In GTSAM, Retract and Local for Lie groups are often defined in terms of identity-centered charts using Expmap and Logmap. However, for optimization performance, some types provide a cheaper ChartAtOrigin rather than using the full exponential map directly.

Most Lie groups used in GTSAM are also matrix Lie groups, which means they have an underlying matrix representation and corresponding Lie algebra operations.

Matrix Lie Group

A matrix Lie group is a Lie group with an N x N matrix representation and a corresponding Lie algebra matrix.

These types add operations such as:

matrix()
Hat(xi)
Vee(X)

They also enable generic implementations of adjoint operations through the matrix representation. Many of GTSAM’s familiar geometry types fit this model.

Vector Space

While a vector space is mathematically also a manifold, treating it as a full chart-based object is usually unnecessary. For vector-space types, the operations become the familiar linear ones:

Identity == 0
Inverse(p) == -p
Compose(p, q) == p + q
Between(p, q) == q - p
Local(p, q) == q - p
Retract(p, v) == p + v

This simplifies many algorithms and is why Eigen vectors, matrices, Point2, and Point3 can often be used naturally in GTSAM code.

Vector-space types also typically support:

scalar multiplication
dot
norm
runtime or compile-time dimension queries

Implementation Model

At a high level:

GTSAM types usually start with ordinary C++ class definitions
gtsam::traits ties those types to the framework
helper base classes can fill in common functionality for specific concepts
concept checks verify correctness at compile time

This combination gives GTSAM two things at once:

mathematically meaningful generic interfaces
the ability to use external types, especially Eigen types, without forcing them into an inheritance tree

Group Actions

Group actions are no longer just a conceptual extension in GTSAM. They are now implemented in the main repository via gtsam/base/GroupAction.h, although there is not yet a dedicated prose guide for them comparable to the other gtsam/base/doc pages.

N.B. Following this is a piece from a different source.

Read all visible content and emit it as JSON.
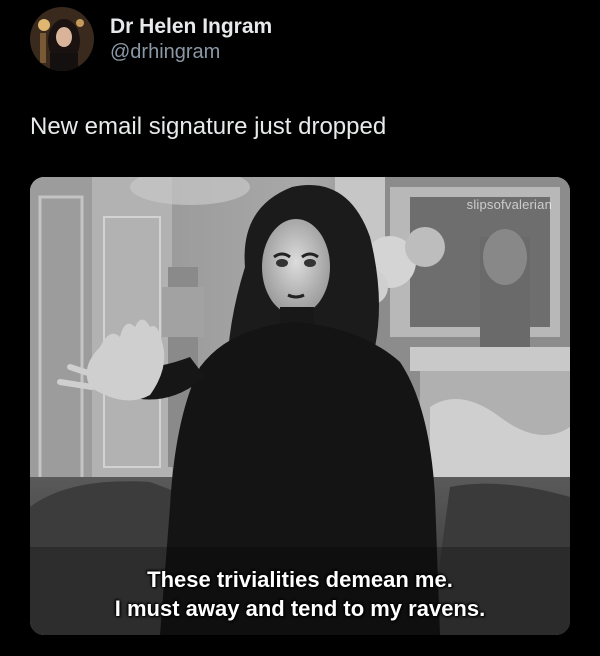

A group action describes how a group acts on another space. In abstract form, one cares about expressions such as:

q = Act(g, p)
q = Act(g, p, Hp)

where g is a group element and p lives in some space on which the group acts.

The current implementation in GroupAction.h formalizes this through a CRTP base class and supporting function objects. In particular, it exposes:

left and right actions via ActionType
Orbit, for partially applying the action at a fixed manifold point
Diffeomorphism, for partially applying the action at a fixed group element
InducedVectorField, for the push-forward action on vector fields
helper checks for the left-action and right-action laws

This is especially relevant for symmetry-aware robotics constructions, equivariant filtering, and the usual pose-on-point actions that appear throughout geometry code.

Lie Group Action

When the acting group is itself a Lie group, one also cares about derivatives with respect to both:

the point being acted on
the group element doing the acting

This becomes important for similarity transforms, pose actions on points, and other robotics geometry constructions. The new GroupAction implementation is designed with those Jacobian-aware use cases in mind.